Thursday, August 20, 2009

School Supplies

I wish you could see my living room floor. I'd post a picture, but I can't see my living room floor. It's covered, totally covered, with an incredible amount of stuff.

Which reminds me.
Did you ever hear that old joke about the Chinese soldier who was in charge of procuring, maintaining and distributing his unit's military equipment? His superior thought he was doing an awful job and, even worse, the soldier was never at his post. It was later learned that the soldier was hiding out back behind the equipment tent, scaring every passerby who happened along. "Suuuuuupliiiiiiies!"

That's me, the infantry-mom, in charge of our unit's Supply Procurement, Maintenance, and Distribution. It's a lengthy job title (one of my many) and, in this household, a sometimes scary and labor intensive one. As I try to be a good steward of our family's expense account, I do my very best to "reduce, reuse, recycle," buy in bulk, and buy when the sales are hot.

That starts in July for school supplies, and you'll find me scouring slick Sunday ads for deals. All summer long I squirrel away bags of stuff and keep a running tally in my purse. When Walgreen's runs 10 count Papermate pens for .19 a pack (black, blue, red), I buy 20 packs. #2 lead pencils? 75 at a time. Two-pocket folders are 3 for $1? I get four times the amount the kids need, because folders get used up and need to be regularly replenished. Pencil boxes for 50 cents? Well, we still have decent pencil boxes from last year, so skip those.

And this is why you can't see my living room floor. It's covered with packs and stacks of Crayola markers (fine tip, and not), or Rose Art colored pencils, or pencil tip erasers, or spiral bound notebooks (1, 3 or 5 subjects, single or college ruled). Don't knock over my pile of Kleenex boxes and various styles of stainless steel round or pointed tip scissors. Loose leaf paper, graph paper, sketch paper, construction paper, copy paper: check check check check check.

I do all this with an ulterior motive: my kids don't have to accompany me to the store where the litany of "gotta haves" makes my head hurt. They shop in my living room from a wide assortment of supplies, filling their backpacks and checking off their own grade school list. This strategy has worked very well until today, when my entire family baulked at Andy having to use a particular pencil box leftover from someone last year.

"It's FINE," I insist.

"But it's PINK," Kieran says.

"It's red, and it's just a little faded. And see? Andy doesn't seem to mind!"

Maddie chimes in: "That's because he knows the rule."

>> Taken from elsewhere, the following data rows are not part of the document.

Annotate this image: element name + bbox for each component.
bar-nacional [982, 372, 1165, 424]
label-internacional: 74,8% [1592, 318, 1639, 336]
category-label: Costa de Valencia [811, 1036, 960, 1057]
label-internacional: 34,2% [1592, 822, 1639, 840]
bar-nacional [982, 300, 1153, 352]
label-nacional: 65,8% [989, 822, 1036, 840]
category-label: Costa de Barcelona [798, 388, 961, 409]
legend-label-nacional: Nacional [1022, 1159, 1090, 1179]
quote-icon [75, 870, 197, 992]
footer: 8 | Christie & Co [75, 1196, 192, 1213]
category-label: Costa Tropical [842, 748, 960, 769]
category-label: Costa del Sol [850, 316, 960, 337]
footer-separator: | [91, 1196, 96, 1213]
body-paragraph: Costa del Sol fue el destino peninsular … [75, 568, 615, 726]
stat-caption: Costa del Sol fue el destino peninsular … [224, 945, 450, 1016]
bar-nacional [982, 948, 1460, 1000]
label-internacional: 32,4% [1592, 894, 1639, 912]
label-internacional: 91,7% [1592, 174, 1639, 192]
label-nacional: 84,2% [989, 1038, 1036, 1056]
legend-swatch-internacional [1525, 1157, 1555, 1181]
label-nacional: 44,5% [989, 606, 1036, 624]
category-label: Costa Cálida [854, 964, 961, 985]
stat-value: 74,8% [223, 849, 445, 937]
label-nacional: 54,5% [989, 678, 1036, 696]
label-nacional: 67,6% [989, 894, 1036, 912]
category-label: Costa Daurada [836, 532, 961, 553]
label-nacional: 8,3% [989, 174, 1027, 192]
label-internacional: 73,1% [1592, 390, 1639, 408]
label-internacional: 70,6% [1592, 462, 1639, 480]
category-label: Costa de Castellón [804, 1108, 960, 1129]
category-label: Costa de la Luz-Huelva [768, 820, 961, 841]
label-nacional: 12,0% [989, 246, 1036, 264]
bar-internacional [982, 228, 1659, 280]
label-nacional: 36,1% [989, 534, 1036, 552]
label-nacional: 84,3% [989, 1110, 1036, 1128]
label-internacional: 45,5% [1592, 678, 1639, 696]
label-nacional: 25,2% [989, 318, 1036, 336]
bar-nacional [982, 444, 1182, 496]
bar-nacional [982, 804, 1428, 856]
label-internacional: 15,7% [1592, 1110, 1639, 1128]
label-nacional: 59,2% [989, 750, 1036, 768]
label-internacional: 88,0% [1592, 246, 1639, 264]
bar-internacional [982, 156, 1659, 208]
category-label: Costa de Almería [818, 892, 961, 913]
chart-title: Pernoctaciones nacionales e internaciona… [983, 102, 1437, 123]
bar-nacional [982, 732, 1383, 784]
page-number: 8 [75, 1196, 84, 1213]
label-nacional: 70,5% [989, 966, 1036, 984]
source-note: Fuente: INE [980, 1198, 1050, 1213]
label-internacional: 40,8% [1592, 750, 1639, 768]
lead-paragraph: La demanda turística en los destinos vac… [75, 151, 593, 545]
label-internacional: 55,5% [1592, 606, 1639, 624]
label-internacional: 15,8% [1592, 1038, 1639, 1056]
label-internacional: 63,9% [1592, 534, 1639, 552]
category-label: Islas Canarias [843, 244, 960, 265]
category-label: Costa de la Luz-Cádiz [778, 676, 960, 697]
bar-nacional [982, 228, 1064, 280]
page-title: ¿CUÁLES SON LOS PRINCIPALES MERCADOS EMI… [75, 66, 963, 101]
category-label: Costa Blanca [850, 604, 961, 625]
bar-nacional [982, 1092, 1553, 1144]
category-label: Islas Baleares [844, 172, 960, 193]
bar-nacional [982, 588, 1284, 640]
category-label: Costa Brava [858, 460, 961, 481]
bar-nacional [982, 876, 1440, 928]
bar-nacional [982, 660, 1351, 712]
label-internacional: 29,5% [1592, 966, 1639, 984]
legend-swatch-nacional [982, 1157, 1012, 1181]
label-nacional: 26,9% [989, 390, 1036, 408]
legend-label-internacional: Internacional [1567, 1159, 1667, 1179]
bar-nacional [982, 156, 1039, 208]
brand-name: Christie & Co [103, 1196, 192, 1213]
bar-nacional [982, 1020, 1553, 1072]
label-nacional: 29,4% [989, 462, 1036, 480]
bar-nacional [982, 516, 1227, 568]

"Yea," Merryn says. "You get what you get and you don't throw a fit."
(She's smug about her slick new pencil pouch anyway. It's pink with brown giraffe markings, and she lucked out receiving it as a birthday party favor. How smart is THAT mom?).

"It's PINK!!!" Kel says. "He can't walk into a new school with a whole new batch of boys to befriend and have a pink pencil box."

That's it. This crowd won't listen to reason or even the extra-light jingle of coins in my pocketbook. Not even my suggestion of adhering SuperHero stickers on top of the faded red pencil box top will suffice.

While Kel rolls his eyes over my cheap disposition (admittedly at the expense of a poor 6 year old child), I march with consolation into the kitchen where the bulk art supplies are stored and produce a perfectly fine BLUE pencilbox.

"Suuuuuupliiiiiiies!"

5 comments:

Anonymous said...

two words: SPRAY PAINT!
sylina

Anonymous said...

That entry is marvelous. I needed a good belly laugh. You didn't mention that the new box was actually a fadded blue- but it will do.
Beside's, the extra money you save gets me a Monday night bacon cheeseburgers at the BJ.

your DH

Old Jacques said...

You are one wicked mother. Though, I suppose, someone would have discovered that several kids earlier were it really true...

But I agree, faded red and even pink have little to do with a 6 year old little boy, in any "case"... even pencil.

Saluti from Italy, I do read it all, even if I hardly ever comment...

mom said...

brings back memories! At one point i had enough filler paper on a closet shelf to last all of them through college.(I think there are still some yellowed packs there. For Grandchildren?

keep the stories coming,please.

Brooke said...

Too funny! I love your sense of humor.